Mattel Inc. (MAT) will launch its first complete line of African-American Barbie dolls, a company representative said Thursday.

The line, which features three adult dolls, was previewed in a video at the Mattel and Fisher-Price Sneak-Peak Tour in New York one day after America’s first African-American president, Barack Obama, took office.

The “So in Style” dolls, expected to be released in fall 2009, come with little sisters as part of a mentorship theme.

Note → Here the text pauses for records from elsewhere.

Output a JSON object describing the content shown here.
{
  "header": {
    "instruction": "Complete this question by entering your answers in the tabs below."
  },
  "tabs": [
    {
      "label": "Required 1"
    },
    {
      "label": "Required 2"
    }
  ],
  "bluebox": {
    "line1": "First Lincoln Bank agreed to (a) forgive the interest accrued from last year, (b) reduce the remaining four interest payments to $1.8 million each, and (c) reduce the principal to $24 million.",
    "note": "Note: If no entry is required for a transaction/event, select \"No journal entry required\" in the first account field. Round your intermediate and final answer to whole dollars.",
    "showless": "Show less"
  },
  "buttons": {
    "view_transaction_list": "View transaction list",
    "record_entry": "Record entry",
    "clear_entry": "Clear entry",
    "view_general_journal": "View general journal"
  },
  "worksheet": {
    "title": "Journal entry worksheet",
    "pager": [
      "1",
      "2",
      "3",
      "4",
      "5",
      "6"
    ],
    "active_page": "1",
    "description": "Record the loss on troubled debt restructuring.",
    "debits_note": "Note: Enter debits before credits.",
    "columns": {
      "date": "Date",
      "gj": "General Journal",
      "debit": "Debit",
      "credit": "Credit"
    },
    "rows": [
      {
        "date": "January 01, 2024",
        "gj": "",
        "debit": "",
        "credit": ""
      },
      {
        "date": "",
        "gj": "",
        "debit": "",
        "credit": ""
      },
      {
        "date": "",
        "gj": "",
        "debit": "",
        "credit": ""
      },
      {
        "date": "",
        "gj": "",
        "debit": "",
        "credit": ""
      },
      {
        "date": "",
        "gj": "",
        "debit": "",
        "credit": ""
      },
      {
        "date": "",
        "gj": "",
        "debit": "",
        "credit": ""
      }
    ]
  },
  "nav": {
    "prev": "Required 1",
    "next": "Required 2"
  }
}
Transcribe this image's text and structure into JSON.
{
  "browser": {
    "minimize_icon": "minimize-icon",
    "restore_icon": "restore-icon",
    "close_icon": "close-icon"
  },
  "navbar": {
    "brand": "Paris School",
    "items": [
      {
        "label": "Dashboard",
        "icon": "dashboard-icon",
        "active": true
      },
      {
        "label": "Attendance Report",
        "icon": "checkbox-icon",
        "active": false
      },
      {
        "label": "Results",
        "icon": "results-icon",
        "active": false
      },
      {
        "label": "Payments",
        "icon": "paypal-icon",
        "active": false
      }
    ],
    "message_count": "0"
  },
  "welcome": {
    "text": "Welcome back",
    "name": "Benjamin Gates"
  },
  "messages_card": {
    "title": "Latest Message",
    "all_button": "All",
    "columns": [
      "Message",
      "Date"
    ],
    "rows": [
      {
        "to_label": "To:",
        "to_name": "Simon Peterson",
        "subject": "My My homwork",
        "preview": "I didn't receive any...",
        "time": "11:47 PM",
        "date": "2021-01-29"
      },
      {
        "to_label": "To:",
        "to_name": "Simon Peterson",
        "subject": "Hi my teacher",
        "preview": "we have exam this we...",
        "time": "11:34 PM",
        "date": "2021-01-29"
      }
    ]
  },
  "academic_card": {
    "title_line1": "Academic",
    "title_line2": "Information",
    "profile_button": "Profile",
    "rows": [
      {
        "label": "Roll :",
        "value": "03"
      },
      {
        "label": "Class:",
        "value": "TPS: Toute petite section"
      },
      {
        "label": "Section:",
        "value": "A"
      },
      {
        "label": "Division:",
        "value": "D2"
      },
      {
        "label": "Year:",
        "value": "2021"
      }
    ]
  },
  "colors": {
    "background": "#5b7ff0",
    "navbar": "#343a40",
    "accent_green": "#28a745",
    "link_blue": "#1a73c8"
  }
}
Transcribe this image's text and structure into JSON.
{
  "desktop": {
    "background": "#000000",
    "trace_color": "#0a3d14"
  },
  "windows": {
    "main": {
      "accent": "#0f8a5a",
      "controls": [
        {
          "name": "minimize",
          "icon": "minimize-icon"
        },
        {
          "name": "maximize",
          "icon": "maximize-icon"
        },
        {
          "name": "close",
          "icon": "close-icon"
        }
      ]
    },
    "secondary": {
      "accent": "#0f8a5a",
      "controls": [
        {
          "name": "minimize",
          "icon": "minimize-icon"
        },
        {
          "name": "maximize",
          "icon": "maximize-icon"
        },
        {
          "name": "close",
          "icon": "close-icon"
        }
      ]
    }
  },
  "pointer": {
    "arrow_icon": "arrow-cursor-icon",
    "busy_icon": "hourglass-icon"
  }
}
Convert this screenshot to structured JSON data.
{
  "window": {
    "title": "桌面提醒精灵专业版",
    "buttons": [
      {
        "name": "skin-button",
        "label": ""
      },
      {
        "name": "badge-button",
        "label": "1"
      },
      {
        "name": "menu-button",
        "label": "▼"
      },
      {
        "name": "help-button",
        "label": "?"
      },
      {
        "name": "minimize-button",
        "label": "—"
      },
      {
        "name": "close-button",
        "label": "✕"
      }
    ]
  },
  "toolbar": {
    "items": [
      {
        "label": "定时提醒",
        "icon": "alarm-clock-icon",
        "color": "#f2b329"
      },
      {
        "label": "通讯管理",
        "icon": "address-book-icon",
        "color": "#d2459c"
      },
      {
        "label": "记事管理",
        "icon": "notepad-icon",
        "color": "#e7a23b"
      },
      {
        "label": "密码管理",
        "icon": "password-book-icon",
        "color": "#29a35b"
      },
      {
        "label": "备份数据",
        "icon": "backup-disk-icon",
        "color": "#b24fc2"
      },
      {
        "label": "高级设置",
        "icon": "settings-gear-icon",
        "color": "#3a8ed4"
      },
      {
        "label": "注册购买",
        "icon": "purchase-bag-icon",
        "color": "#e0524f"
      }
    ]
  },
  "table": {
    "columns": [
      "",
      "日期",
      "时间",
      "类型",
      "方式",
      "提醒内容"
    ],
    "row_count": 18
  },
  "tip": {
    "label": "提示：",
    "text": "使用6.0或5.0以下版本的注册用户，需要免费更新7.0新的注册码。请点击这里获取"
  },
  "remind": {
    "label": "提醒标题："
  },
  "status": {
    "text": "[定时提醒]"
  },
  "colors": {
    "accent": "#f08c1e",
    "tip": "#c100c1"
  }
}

The company has shown the dolls to prominent women in the African-American community to ensure their authenticity and in an effort to possibly recruit a spokesperson for the new line, the Mattel representative said. The company wouldn’t release the names of the women it consulted.

While Obama’s election shows a diminishing racial divide in America, the company representative said, the doll line was conceived prior to Obama’s announcement that he intended to run for office.

The line was inspired by Mattel toy designer Stacey McBride. The price of the new line will be in the same range as other Barbie lines.

The line differs from the company’s prior releases of African-American toys, in part, because of its facial features. As an example, the toys have fuller lips and different cheek bone placement and nose structure.

The company has shown the line to several retailers and said many have responded well, the company said.

In 1968, Mattel introduced an African-American doll named Christie, according to the company’s Web site.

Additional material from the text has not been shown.